Tapfer wie wir sind setzen wir zum ersten Stoß an. Also richten wir unseren Wonderstick in bester Billard-Manier in Richtung des Fernsehschirmes (aber bitte mit einem gehörigen Abstand) und stoßen um die Kugel über den grünen Digi-Filz zu jagen. Nichts passiert. Achja, da war ja etwas. Genau. Die Pointer-Funktion der Wii-Remote ist dank des Queue-Aufsatzes ja außer Gefecht gesetzt. Spätestens jetzt sollte sich jedem die Frage stellen, wozu der Wonderstick überhaupt sinnvoll sein soll, wenn mit diesem weder die Richtung des Schlages, noch sonst etwas, eingestellt werden kann. Richtig. Für nichts. Der von den Entwicklern als innovativ und authentisch angepriesene Wonderstick erfüllt keinerlei Sinn und Zweck und dient höchstens zur Belustigung zuschauender Kameraden. Kreative Menschen können den Wonderstick darüber hinaus wohl auch noch für andere sinnvolle Dinge zweckentfremden. Vielleicht zum Kratzen des Rückens? Oder zum Bedienen des Fernsehers, falls die Batterien eurer Fernbedienung einmal leer sind, während weitere Leidensgenossen vielleicht auf gänzlich andere Ideen kommen könnten. Eurer Kreativität sind somit keine Grenzen gesetzt. Vielleicht haben wir dem Wonderstick das Adjektiv innovativ ja doch voreilig und zu unrecht aberkannt…

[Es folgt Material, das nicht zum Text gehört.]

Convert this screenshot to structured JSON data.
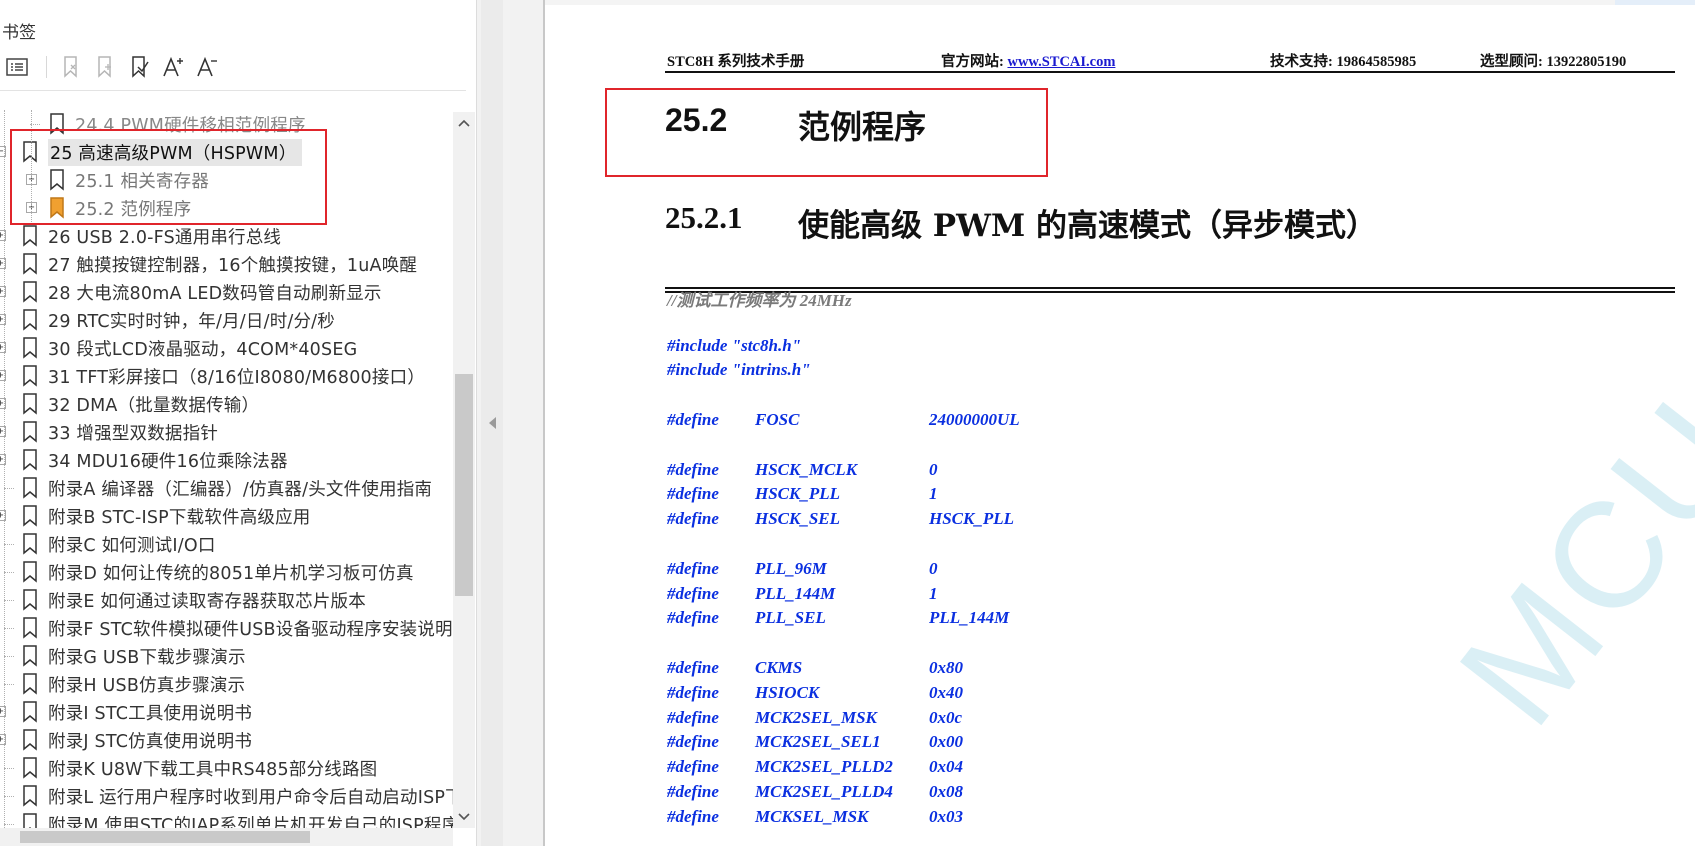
{
  "sidebar": {
    "title": "书签",
    "toolbar": {
      "buttons": [
        {
          "name": "bookmark-list-icon"
        },
        {
          "name": "expand-bookmark-icon"
        },
        {
          "name": "collapse-bookmark-icon"
        },
        {
          "name": "find-current-bookmark-icon"
        },
        {
          "name": "increase-font-icon"
        },
        {
          "name": "decrease-font-icon"
        }
      ]
    },
    "items": [
      {
        "label": "24.4  PWM硬件移相范例程序",
        "level": 2,
        "expandable": false,
        "state": "faded"
      },
      {
        "label": "25  高速高级PWM（HSPWM）",
        "level": 1,
        "expandable": true,
        "state": "selected"
      },
      {
        "label": "25.1 相关寄存器",
        "level": 2,
        "expandable": true,
        "state": "sub"
      },
      {
        "label": "25.2  范例程序",
        "level": 2,
        "expandable": true,
        "state": "sub-current"
      },
      {
        "label": "26  USB 2.0-FS通用串行总线",
        "level": 1,
        "expandable": true,
        "state": "normal"
      },
      {
        "label": "27  触摸按键控制器，16个触摸按键，1uA唤醒",
        "level": 1,
        "expandable": true,
        "state": "normal"
      },
      {
        "label": "28  大电流80mA  LED数码管自动刷新显示",
        "level": 1,
        "expandable": true,
        "state": "normal"
      },
      {
        "label": "29  RTC实时时钟，年/月/日/时/分/秒",
        "level": 1,
        "expandable": true,
        "state": "normal"
      },
      {
        "label": "30  段式LCD液晶驱动，4COM*40SEG",
        "level": 1,
        "expandable": true,
        "state": "normal"
      },
      {
        "label": "31  TFT彩屏接口（8/16位I8080/M6800接口）",
        "level": 1,
        "expandable": true,
        "state": "normal"
      },
      {
        "label": "32  DMA（批量数据传输）",
        "level": 1,
        "expandable": true,
        "state": "normal"
      },
      {
        "label": "33  增强型双数据指针",
        "level": 1,
        "expandable": true,
        "state": "normal"
      },
      {
        "label": "34  MDU16硬件16位乘除法器",
        "level": 1,
        "expandable": true,
        "state": "normal"
      },
      {
        "label": "附录A  编译器（汇编器）/仿真器/头文件使用指南",
        "level": 1,
        "expandable": false,
        "state": "normal"
      },
      {
        "label": "附录B  STC-ISP下载软件高级应用",
        "level": 1,
        "expandable": true,
        "state": "normal"
      },
      {
        "label": "附录C  如何测试I/O口",
        "level": 1,
        "expandable": false,
        "state": "normal"
      },
      {
        "label": "附录D  如何让传统的8051单片机学习板可仿真",
        "level": 1,
        "expandable": false,
        "state": "normal"
      },
      {
        "label": "附录E  如何通过读取寄存器获取芯片版本",
        "level": 1,
        "expandable": false,
        "state": "normal"
      },
      {
        "label": "附录F  STC软件模拟硬件USB设备驱动程序安装说明",
        "level": 1,
        "expandable": false,
        "state": "normal"
      },
      {
        "label": "附录G  USB下载步骤演示",
        "level": 1,
        "expandable": false,
        "state": "normal"
      },
      {
        "label": "附录H  USB仿真步骤演示",
        "level": 1,
        "expandable": false,
        "state": "normal"
      },
      {
        "label": "附录I  STC工具使用说明书",
        "level": 1,
        "expandable": true,
        "state": "normal"
      },
      {
        "label": "附录J  STC仿真使用说明书",
        "level": 1,
        "expandable": true,
        "state": "normal"
      },
      {
        "label": "附录K  U8W下载工具中RS485部分线路图",
        "level": 1,
        "expandable": false,
        "state": "normal"
      },
      {
        "label": "附录L  运行用户程序时收到用户命令后自动启动ISP下载",
        "level": 1,
        "expandable": false,
        "state": "normal"
      },
      {
        "label": "附录M  使用STC的IAP系列单片机开发自己的ISP程序",
        "level": 1,
        "expandable": false,
        "state": "normal"
      }
    ]
  },
  "document": {
    "header": {
      "manual": "STC8H 系列技术手册",
      "site_label": "官方网站: ",
      "site_link": "www.STCAI.com",
      "support": "技术支持: 19864585985",
      "consult": "选型顾问: 13922805190"
    },
    "section": {
      "number": "25.2",
      "title": "范例程序"
    },
    "subsection": {
      "number": "25.2.1",
      "title": "使能高级 PWM 的高速模式（异步模式）"
    },
    "code": [
      {
        "type": "comment",
        "text": "//测试工作频率为 24MHz"
      },
      {
        "type": "blank"
      },
      {
        "type": "include",
        "text": "#include \"stc8h.h\""
      },
      {
        "type": "include",
        "text": "#include \"intrins.h\""
      },
      {
        "type": "blank"
      },
      {
        "type": "define",
        "name": "FOSC",
        "value": "24000000UL"
      },
      {
        "type": "blank"
      },
      {
        "type": "define",
        "name": "HSCK_MCLK",
        "value": "0"
      },
      {
        "type": "define",
        "name": "HSCK_PLL",
        "value": "1"
      },
      {
        "type": "define",
        "name": "HSCK_SEL",
        "value": "HSCK_PLL"
      },
      {
        "type": "blank"
      },
      {
        "type": "define",
        "name": "PLL_96M",
        "value": "0"
      },
      {
        "type": "define",
        "name": "PLL_144M",
        "value": "1"
      },
      {
        "type": "define",
        "name": "PLL_SEL",
        "value": "PLL_144M"
      },
      {
        "type": "blank"
      },
      {
        "type": "define",
        "name": "CKMS",
        "value": "0x80"
      },
      {
        "type": "define",
        "name": "HSIOCK",
        "value": "0x40"
      },
      {
        "type": "define",
        "name": "MCK2SEL_MSK",
        "value": "0x0c"
      },
      {
        "type": "define",
        "name": "MCK2SEL_SEL1",
        "value": "0x00"
      },
      {
        "type": "define",
        "name": "MCK2SEL_PLLD2",
        "value": "0x04"
      },
      {
        "type": "define",
        "name": "MCK2SEL_PLLD4",
        "value": "0x08"
      },
      {
        "type": "define",
        "name": "MCKSEL_MSK",
        "value": "0x03"
      }
    ],
    "define_keyword": "#define",
    "watermark": "MCU"
  },
  "colors": {
    "highlight_box": "#e0252b",
    "code_blue": "#0a2fe0",
    "comment_gray": "#7a7a7a",
    "current_bookmark": "#f0a030",
    "link_blue": "#1a1ad0"
  }
}
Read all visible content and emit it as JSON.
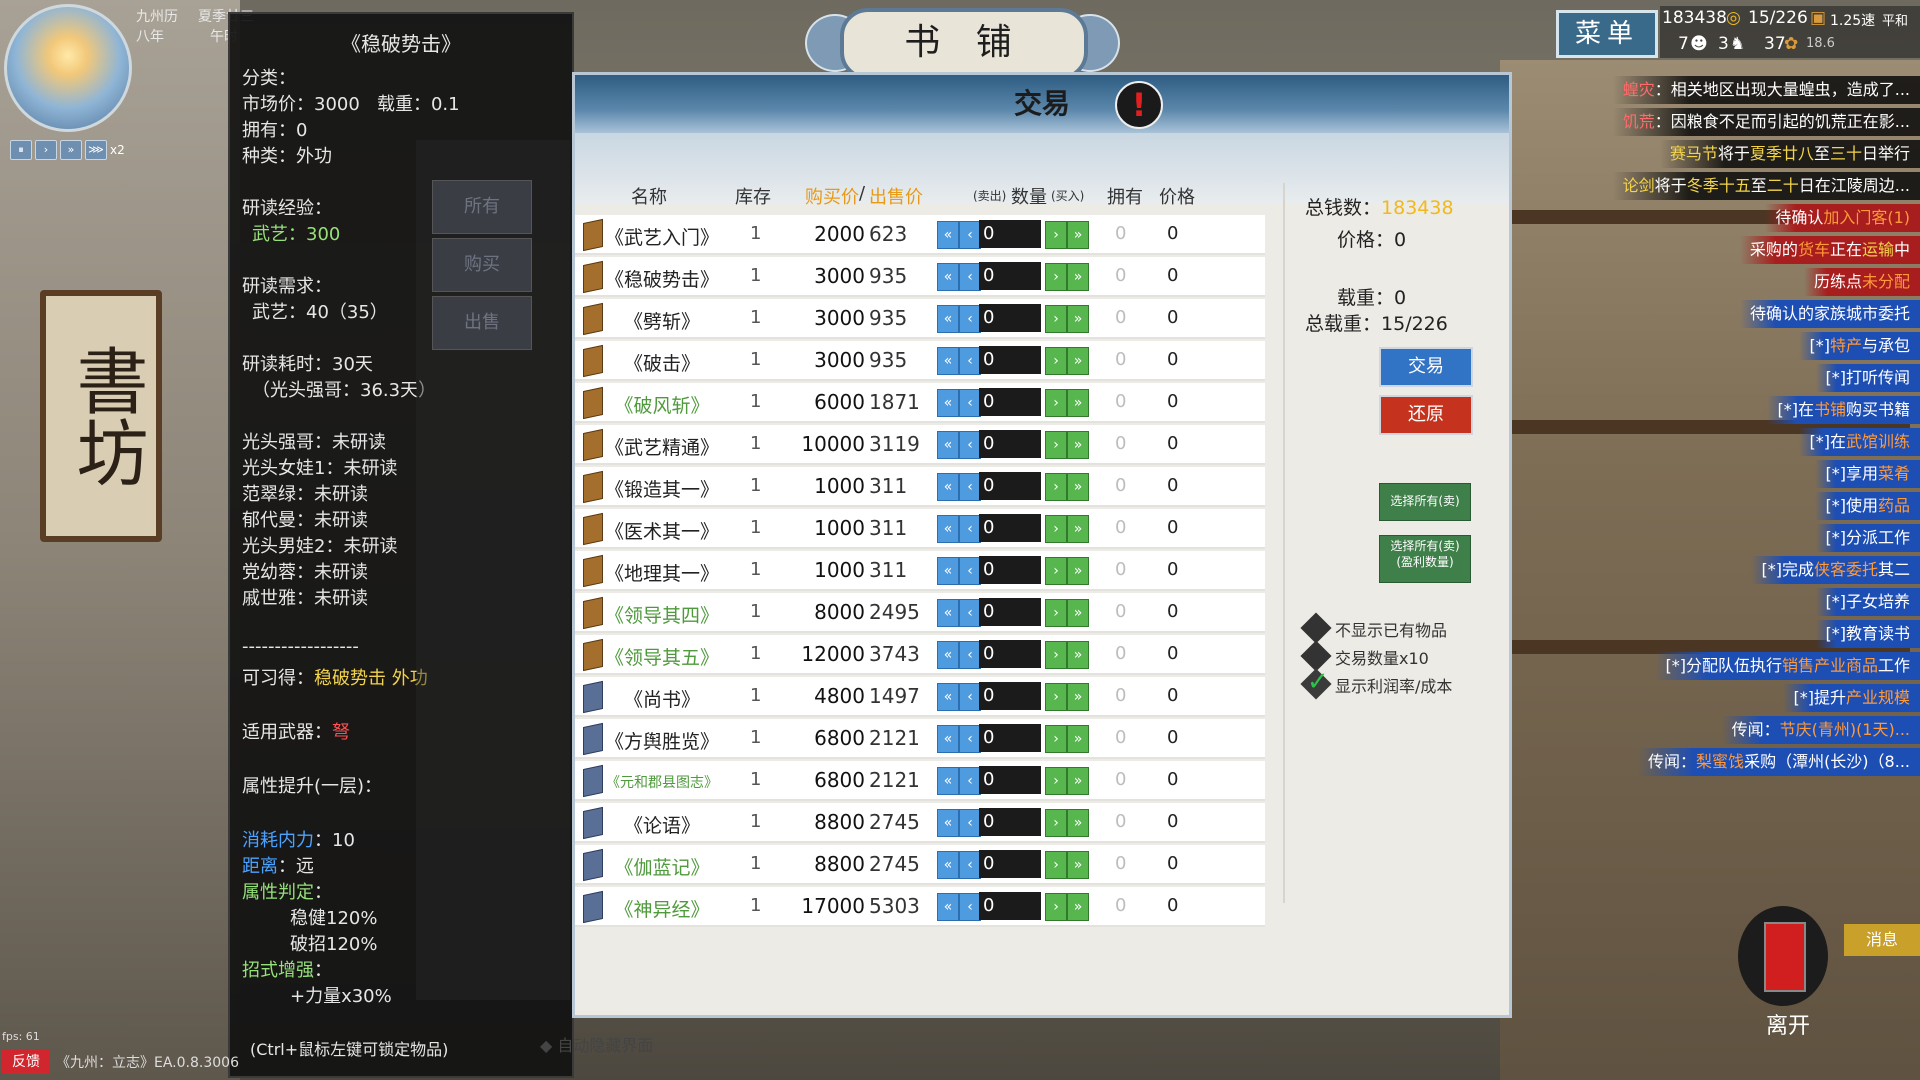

Wie dem auch sei, irgendwie muss die Kugel ja zum Rollen gebracht werden. Die Anleitung verrät uns schließlich, dass wir den Queue via Controlstick des zusätzlich angeschlossenen Nunchuks (oder Steuerkreuz der Wii-Remote) in die gewollte Schlagrichtung bewegen können und beim Stoß der B-Trigger gehalten werden muss. Also wird der B-Trigger gehalten und unser kreatives Eingabekonstrukt nach vorne geschwungen. Die Folge: Der Queue bewegt sich langsam, trifft die Kugel aber nicht. Wütend wird der Queue also ein weiteres Mal geschwungen ehe die Kugel nun endlich rollt. Langsam rollt. Denn natürlich haben wir vergessen die Schlagstärke bzw. den Drall des Schlages einzustellen. Diese wird nämlich nicht durch die Schwungstärke bestimmt, sondern muss vorher durch wiederholtes Drücken auf das Steuerkreuz eingestellt werden. Ein wahrlich realistisches Spielvergnügen! Selbst das Billard-Minispiel aus Wii Play, welches zusammen mit 8 weiteren Spielen für unter 10€ zu haben ein sollte, spielt sich dynamischer – und das sogar ohne den kongenialen Wonderstick.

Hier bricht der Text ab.